22 Und siehe, es kommt einer der Synagogenvorsteher, mit Namen Jairus, und als er ihn sieht, fällt er ihm zu Füßen;

23 und er bat ihn sehr und sprach: Mein Töchterlein liegt in den letzten Zügen; ich bitte, daß du kommest und ihr die Hände auflegest, auf daß sie gerettet werde und lebe.

24 Und er ging mit ihm, und eine große Volksmenge folgte ihm und drängte ihn.

25 Und ein Weib, das zwölf Jahre mit einem Blutfluß behaftet war,

26 und vieles erlitten hatte von vielen Ärzten und alle ihre Habe verwandt und keinen Nutzen davon gehabt hatte (es war vielmehr schlimmer mit ihr geworden), kam,

27 als sie von Jesu gehört, in der Volksmenge von hinten und rührte sein Kleid an;

28 denn sie sprach: Wenn ich nur seine Kleider anrühre, so werde ich geheilt werden.

29 Und alsbald vertrocknete der Quell ihres Blutes, und sie merkte am Leibe, daß sie von der Plage geheilt war.
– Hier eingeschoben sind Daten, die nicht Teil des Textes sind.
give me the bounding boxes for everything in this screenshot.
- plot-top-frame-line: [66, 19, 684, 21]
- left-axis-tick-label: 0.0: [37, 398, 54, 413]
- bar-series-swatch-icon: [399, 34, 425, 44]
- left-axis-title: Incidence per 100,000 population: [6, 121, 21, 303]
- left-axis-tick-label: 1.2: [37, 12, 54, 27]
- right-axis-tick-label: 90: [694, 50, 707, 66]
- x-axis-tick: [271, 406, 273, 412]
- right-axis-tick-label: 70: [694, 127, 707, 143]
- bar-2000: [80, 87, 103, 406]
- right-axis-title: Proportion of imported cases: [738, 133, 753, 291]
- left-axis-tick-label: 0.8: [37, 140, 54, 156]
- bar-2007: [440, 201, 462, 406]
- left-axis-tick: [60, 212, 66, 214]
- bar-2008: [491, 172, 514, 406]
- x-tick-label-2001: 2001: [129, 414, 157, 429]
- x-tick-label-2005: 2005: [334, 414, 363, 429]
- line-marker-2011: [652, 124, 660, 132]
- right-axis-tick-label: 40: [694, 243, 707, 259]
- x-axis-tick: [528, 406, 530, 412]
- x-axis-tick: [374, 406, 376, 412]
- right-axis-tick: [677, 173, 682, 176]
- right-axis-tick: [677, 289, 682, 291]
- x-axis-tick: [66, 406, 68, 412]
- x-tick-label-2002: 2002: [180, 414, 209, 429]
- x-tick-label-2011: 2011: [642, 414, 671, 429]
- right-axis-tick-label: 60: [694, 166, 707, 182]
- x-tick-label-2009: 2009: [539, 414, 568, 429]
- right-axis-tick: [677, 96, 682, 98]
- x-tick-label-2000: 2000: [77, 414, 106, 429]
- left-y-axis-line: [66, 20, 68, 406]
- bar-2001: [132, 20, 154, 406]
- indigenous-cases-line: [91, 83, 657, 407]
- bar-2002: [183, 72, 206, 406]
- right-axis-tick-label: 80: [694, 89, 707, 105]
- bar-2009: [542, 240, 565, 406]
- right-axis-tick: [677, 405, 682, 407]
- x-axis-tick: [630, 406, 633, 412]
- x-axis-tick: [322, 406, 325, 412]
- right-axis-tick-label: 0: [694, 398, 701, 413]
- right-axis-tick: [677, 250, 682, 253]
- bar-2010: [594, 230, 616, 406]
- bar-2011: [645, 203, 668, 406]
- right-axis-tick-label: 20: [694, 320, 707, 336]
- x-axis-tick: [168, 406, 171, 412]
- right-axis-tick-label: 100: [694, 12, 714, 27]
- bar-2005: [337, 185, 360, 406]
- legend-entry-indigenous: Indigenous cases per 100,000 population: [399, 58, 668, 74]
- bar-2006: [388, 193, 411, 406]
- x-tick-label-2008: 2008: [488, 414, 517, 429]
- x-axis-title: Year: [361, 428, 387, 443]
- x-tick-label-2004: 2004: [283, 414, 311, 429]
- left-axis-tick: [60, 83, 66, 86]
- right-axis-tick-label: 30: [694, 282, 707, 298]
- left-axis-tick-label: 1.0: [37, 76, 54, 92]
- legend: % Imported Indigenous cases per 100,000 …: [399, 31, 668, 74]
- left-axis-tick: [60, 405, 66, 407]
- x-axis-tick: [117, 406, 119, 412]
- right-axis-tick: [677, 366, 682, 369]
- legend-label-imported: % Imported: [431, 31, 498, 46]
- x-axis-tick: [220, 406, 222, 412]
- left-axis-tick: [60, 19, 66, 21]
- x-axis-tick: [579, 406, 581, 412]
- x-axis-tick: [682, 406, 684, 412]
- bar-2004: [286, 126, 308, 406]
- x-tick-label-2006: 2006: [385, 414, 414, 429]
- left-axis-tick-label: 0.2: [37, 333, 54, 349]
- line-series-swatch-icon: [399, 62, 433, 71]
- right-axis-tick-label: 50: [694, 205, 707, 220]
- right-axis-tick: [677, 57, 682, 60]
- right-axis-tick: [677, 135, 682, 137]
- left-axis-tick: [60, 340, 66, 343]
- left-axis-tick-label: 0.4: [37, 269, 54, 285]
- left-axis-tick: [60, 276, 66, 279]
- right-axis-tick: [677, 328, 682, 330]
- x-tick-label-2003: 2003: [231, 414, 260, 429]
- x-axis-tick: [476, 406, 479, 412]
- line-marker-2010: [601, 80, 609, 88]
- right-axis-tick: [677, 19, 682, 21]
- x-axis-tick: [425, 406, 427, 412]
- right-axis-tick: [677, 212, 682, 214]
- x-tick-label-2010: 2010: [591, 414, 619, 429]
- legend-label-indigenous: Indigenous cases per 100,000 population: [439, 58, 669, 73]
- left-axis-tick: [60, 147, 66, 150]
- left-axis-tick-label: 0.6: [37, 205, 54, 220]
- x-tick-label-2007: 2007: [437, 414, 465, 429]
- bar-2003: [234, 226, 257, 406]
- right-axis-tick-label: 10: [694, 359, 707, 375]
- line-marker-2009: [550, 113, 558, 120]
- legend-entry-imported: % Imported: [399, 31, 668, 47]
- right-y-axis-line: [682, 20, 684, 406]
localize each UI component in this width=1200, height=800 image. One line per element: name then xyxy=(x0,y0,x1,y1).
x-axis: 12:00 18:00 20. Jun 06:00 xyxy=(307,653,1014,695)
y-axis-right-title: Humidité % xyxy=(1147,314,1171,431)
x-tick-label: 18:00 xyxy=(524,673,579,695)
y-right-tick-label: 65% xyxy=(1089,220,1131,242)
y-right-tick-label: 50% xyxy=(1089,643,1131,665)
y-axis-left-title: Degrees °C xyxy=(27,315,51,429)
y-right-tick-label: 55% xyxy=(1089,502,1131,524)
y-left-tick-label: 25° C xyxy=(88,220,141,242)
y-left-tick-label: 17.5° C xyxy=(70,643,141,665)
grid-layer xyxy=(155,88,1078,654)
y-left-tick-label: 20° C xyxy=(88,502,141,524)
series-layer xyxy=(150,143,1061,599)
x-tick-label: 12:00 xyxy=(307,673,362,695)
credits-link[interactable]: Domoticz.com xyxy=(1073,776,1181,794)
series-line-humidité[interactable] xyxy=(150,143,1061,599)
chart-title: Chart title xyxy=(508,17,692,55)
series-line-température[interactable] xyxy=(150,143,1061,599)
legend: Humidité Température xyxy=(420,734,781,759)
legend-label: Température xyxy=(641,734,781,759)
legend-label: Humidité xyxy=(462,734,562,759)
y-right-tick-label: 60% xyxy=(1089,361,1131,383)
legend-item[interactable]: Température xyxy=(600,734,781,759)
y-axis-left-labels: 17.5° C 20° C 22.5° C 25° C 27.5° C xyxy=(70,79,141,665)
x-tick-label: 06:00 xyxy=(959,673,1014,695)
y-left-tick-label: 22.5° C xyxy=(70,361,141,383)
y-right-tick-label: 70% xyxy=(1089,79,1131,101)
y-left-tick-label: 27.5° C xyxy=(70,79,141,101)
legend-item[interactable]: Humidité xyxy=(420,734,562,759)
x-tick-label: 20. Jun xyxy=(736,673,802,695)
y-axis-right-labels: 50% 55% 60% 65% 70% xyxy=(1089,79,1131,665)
30 Und alsbald erkannte Jesus in sich selbst die Kraft, die von ihm ausgegangen war, wandte sich um in der Volksmenge und sprach: Wer hat meine Kleider angerührt?

31 Und seine Jünger sprachen zu ihm: Du siehst, daß die Volksmenge dich drängt, und du sprichst: Wer hat mich angerührt?

32 Und er blickte umher, um sie zu sehen, die dieses getan hatte.

33 Das Weib aber, voll Furcht und Zittern, wissend, was ihr geschehen war, kam und fiel vor ihm nieder und sagte ihm die ganze Wahrheit.

34 Er aber sprach zu ihr: Tochter, dein Glaube hat dich geheilt; gehe hin in Frieden und sei gesund von deiner Plage.

35 Während er noch redete, kommen sie von dem Synagogenvorsteher und sagen: Deine Tochter ist gestorben; was bemühst du den Lehrer noch?

36 Als aber Jesus das Wort reden hörte, spricht er alsbald zu dem Synagogenvorsteher: Fürchte dich nicht; glaube nur.

37 Und er erlaubte niemand, ihn zu begleiten, außer Petrus und Jakobus und Johannes, dem Bruder des Jakobus.

38 Und sie kommen in das Haus des Synagogenvorstehers, und er sieht ein Getümmel und Weinende und laut Heulende.

39 Und als er eingetreten war, spricht er zu ihnen: Was lärmet und weinet ihr? Das Kind ist nicht gestorben, sondern es schläft.

40 Und sie verlachten ihn. Als er aber alle hinausgetrieben hatte, nimmt er den Vater des Kindes und die Mutter und die bei ihm waren mit und geht hinein, wo das Kind lag.

41 Und indem er das Kind bei der Hand ergriff, spricht er zu ihm: Talitha kumi! das ist verdolmetscht: Mägdlein, ich sage dir, stehe auf!

42 Und alsbald stand das Mägdlein auf und wandelte umher, denn es war zwölf Jahre alt. Und sie erstaunten mit großem Erstaunen.

43 Und er gebot ihnen dringend, daß niemand dies erführe, und hieß ihr zu essen geben.